Contre-projet indirect à l’initiative sur les soins infirmiers

Lors de sa séance, le Conseil des États a affaibli des éléments clés du contre-projet indirect du Conseil national. Sous cette forme, le projet ne permettra guère d’augmenter l’attrait de la profession infirmière et de parer le risque de pénurie de personnel qualifié. Des modifications sont nécessaires pour que le contre-projet puisse constituer une véritable alternative à l’initiative sur les soins infirmiers. Celui-ci est désormais renvoyé au conseil prioritaire.

La Suisse a un besoin urgent de suffisamment de personnel soignant qualifié, comme l’a démontré de manière impressionnante la crise du coronavirus. C’est pourquoi les employeurs du domaine des soins se sont engagés dès le début pour l’élaboration d’un contre-projet indirect à l’initiative sur les soins infirmiers. L’objectif est d’augmenter l’attrait de la profession infirmière et de lutter efficacement contre la pénurie de personnel qualifié.

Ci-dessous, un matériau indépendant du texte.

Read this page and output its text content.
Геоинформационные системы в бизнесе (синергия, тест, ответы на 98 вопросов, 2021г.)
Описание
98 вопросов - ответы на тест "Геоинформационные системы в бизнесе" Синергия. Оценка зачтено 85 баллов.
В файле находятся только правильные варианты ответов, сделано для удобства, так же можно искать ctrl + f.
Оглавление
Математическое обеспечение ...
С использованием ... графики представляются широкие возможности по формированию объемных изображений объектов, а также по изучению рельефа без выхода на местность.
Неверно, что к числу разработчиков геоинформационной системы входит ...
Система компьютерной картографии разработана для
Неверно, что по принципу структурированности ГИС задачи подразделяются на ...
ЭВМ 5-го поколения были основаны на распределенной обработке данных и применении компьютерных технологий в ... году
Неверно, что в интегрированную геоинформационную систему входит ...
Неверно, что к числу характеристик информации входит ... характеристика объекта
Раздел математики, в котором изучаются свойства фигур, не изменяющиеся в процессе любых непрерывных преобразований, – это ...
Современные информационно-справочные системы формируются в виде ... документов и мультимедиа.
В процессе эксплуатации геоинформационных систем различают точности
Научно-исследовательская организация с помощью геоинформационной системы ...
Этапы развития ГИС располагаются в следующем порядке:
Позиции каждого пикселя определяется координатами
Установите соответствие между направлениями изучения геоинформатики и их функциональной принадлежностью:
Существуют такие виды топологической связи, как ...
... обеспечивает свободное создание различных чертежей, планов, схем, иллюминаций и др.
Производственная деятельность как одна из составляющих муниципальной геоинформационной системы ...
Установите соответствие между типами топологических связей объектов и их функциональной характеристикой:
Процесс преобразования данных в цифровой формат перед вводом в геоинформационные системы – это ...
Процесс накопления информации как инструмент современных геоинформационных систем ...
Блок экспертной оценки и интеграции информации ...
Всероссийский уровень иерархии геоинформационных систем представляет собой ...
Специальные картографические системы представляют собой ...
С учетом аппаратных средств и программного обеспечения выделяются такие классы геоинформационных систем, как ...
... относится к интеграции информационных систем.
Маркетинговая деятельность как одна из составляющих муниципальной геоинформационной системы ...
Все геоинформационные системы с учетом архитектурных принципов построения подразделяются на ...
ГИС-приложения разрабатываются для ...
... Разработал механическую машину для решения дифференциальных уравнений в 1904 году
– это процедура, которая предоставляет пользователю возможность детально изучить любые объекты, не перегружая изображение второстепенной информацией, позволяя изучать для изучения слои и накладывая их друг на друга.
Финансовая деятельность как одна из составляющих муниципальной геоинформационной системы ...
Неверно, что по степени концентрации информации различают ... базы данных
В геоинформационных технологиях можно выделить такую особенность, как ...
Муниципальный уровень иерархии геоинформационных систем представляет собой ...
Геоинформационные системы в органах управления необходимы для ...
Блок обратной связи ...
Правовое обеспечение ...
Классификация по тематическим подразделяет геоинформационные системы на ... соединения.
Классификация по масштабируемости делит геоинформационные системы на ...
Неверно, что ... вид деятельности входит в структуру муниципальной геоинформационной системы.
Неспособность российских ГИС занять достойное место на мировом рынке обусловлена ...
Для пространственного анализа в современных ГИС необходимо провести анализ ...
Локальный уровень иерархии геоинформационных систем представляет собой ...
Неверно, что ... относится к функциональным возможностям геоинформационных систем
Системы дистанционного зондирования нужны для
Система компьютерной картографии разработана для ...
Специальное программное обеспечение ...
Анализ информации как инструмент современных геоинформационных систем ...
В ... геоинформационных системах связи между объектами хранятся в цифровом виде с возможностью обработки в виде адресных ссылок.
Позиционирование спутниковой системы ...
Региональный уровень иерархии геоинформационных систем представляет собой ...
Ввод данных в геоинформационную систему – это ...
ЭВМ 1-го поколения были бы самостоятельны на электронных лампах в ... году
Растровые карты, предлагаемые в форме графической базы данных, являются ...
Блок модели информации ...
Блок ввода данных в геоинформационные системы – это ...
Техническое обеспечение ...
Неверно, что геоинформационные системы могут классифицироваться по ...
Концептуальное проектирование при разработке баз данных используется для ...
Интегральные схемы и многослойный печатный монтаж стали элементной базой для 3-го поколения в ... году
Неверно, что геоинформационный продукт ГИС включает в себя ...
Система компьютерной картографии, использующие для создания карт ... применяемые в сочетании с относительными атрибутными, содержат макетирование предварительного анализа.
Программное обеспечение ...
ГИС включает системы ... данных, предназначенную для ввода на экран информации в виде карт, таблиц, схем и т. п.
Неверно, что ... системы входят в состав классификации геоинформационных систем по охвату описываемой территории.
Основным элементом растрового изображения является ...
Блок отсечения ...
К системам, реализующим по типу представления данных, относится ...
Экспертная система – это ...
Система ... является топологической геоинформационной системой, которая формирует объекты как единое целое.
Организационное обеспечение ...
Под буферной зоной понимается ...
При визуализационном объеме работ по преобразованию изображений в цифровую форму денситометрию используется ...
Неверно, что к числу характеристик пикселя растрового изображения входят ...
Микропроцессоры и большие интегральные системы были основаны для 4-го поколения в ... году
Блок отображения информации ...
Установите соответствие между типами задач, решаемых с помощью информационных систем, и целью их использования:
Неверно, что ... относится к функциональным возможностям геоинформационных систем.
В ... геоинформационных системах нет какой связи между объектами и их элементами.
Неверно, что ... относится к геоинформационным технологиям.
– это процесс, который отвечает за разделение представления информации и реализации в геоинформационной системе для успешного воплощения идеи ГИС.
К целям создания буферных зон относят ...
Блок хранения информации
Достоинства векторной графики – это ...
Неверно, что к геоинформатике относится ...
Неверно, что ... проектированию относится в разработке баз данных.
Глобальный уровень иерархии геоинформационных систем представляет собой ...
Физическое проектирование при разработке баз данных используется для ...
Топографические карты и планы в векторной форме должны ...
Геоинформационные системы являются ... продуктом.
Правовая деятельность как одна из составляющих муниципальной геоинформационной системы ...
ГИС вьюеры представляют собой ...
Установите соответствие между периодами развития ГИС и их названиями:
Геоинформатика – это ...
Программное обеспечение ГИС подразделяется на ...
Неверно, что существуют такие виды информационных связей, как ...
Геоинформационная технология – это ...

Nous sommes convaincus que les mesures proposées par le Conseil national concernant le soutien à la formation initiale et continue et l’élargissement des compétences du personnel infirmier sont cruciales pour pouvoir continuer à répondre aux besoins à venir. La qualité des soins et de la prise en charge revêt, notamment pour les personnes âgées, une importance décisive en matière de vie aussi autonome que possible et digne. Au vu de l’évolution démographique actuelle, l’Observatoire suisse de la santé Obsan estime que d’ici 2030, quelque 65’000 infirmiers et infirmières supplémentaires seront nécessaires. Or, les calculs d’OdASanté montrent que le nombre de diplômes délivrés au degré tertiaire devrait être plus de deux fois supérieur à ce qu’il est actuellement pour couvrir le besoin annuel de relève.

Lors du débat d’aujourd’hui, le Conseil des États a fortement affaibli le projet :

  • il a réduit de 100 millions de francs le crédit d’engagement pour la promotion de la formation dans le domaine des soins, qui passe donc à 369 millions de francs ;
  • il a employé une formulation non impérative, laissant ainsi aux cantons le soin de soutenir la formation ;
  • il a lié l’élargissement depuis longtemps nécessaire des compétences du personnel infirmier à une convention avec les assureurs (le Conseil fédéral l’avait pourtant qualifié d’intervention grave en décembre 2019) ;
  • il a renoncé à inscrire les coûts de la formation initiale et continue dans la loi sur l’assurance-maladie en tant qu’élément des coûts des soins.

Du point de vue des employeurs du secteur des soins, le Conseil des États a manqué l’occasion d’envoyer de bons signaux, surtout en cette période délicate pour le domaine de la santé, et n’a pas réussi à renforcer durablement les soins infirmiers pour les années à venir.

Le Conseil national a maintenant la possibilité de renverser ces éléments préjudiciables et de convaincre la Chambre haute de l’urgence d’agir.